12.Zurich Corporation sells cases of champagne to customers for $200 a case. Each customer pays $40 when the case is picked up and then $40 a month for the next four months. The cost of a case of champagne is $60. Although the payment plan has significantly increased sales, Zurich has decided to delay the recognition of revenue until cash is received because of the questionable credit history of the new customers. During January, 2010, 10 cases of champagne were sold and the initial payment of $40 per case was collected. The normal first payment of $40 a case was collected on February 1, 2010. List the four revenue recognition criteria and state how each criterion is either met or not met based on the information provided.

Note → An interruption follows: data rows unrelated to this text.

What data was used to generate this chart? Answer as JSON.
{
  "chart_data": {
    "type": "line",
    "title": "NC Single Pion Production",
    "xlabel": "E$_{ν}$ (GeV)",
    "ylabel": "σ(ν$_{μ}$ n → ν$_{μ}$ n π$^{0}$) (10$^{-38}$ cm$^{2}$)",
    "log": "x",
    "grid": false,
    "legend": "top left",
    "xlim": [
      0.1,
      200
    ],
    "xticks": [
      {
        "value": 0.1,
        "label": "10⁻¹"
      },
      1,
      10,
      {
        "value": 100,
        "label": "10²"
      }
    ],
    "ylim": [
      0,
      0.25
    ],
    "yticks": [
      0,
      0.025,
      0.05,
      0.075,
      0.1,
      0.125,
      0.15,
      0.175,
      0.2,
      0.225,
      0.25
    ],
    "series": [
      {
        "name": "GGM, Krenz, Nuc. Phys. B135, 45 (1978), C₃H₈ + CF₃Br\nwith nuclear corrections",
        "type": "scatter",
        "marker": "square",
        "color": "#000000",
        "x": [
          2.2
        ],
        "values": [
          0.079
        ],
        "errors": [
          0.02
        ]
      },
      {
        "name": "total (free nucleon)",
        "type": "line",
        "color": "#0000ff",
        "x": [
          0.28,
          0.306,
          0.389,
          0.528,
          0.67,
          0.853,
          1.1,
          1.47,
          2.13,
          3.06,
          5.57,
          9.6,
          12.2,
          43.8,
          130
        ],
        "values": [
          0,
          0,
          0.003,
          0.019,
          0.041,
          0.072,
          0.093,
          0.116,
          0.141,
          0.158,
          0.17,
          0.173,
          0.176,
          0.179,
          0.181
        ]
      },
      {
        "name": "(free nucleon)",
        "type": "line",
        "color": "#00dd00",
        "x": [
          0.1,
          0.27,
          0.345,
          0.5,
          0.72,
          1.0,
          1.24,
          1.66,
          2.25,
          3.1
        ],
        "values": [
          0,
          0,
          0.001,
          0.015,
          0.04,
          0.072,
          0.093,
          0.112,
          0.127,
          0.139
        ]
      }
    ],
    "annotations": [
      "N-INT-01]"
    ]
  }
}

13.During 2009 and 2010, Orange Company recognized $100,000 and $120,000 of sales, respectively. The inflation rate between 2009 and 2010 was 10 percent. Did sales increase 20 percent from 2009 to 2010? Explain.

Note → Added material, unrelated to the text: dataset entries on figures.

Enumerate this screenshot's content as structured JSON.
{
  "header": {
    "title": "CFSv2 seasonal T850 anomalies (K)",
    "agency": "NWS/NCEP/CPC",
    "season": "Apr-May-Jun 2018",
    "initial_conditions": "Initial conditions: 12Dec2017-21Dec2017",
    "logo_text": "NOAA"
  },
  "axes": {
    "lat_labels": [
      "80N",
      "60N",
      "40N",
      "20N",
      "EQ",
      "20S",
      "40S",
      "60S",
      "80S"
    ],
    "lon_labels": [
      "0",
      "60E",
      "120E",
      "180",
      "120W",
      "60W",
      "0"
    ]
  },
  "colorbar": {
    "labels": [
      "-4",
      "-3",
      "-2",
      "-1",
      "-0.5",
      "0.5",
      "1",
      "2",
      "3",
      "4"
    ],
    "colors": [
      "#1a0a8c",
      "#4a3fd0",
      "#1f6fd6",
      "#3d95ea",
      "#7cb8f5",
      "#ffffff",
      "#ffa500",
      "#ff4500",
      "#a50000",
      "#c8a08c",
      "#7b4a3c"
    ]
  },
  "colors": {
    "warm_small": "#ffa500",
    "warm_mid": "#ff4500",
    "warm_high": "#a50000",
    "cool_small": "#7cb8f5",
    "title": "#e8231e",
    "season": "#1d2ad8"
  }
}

14.Victor Corporation purchased a packaging machine on January 1, 2010 for $10,000. The machine is expected to be used for 3 years, and the company believes an equal portion of the cost should be allocated to each accounting period. How much expense should Victor recognize during 2010? What concept is illustrated?
15.On January 27, 2010, Lock Company entered into a three-year agreement with Strong Enterprises to supply 2,000 ounces of platinum for $200 an ounce. During 2010, Lock mined and purified the 2,000 ounces of platinum at a cost of $200,000. The platinum was shipped on January 14, 2011 and arrived on January 15, 2011, at Strong’s warehouse. What is Lock’s revenue and gross profit recognized during 2010, consistent with the criteria for revenue recognition and the matching concept? Explain.
16.During 1995, Jeter Company purchased property for its plant for $100,000. During December of 2010, a similar neighboring plot of land was sold for $120,000. At what amount would land be measured on Jeter Company’s December 31, 2010 balance sheet?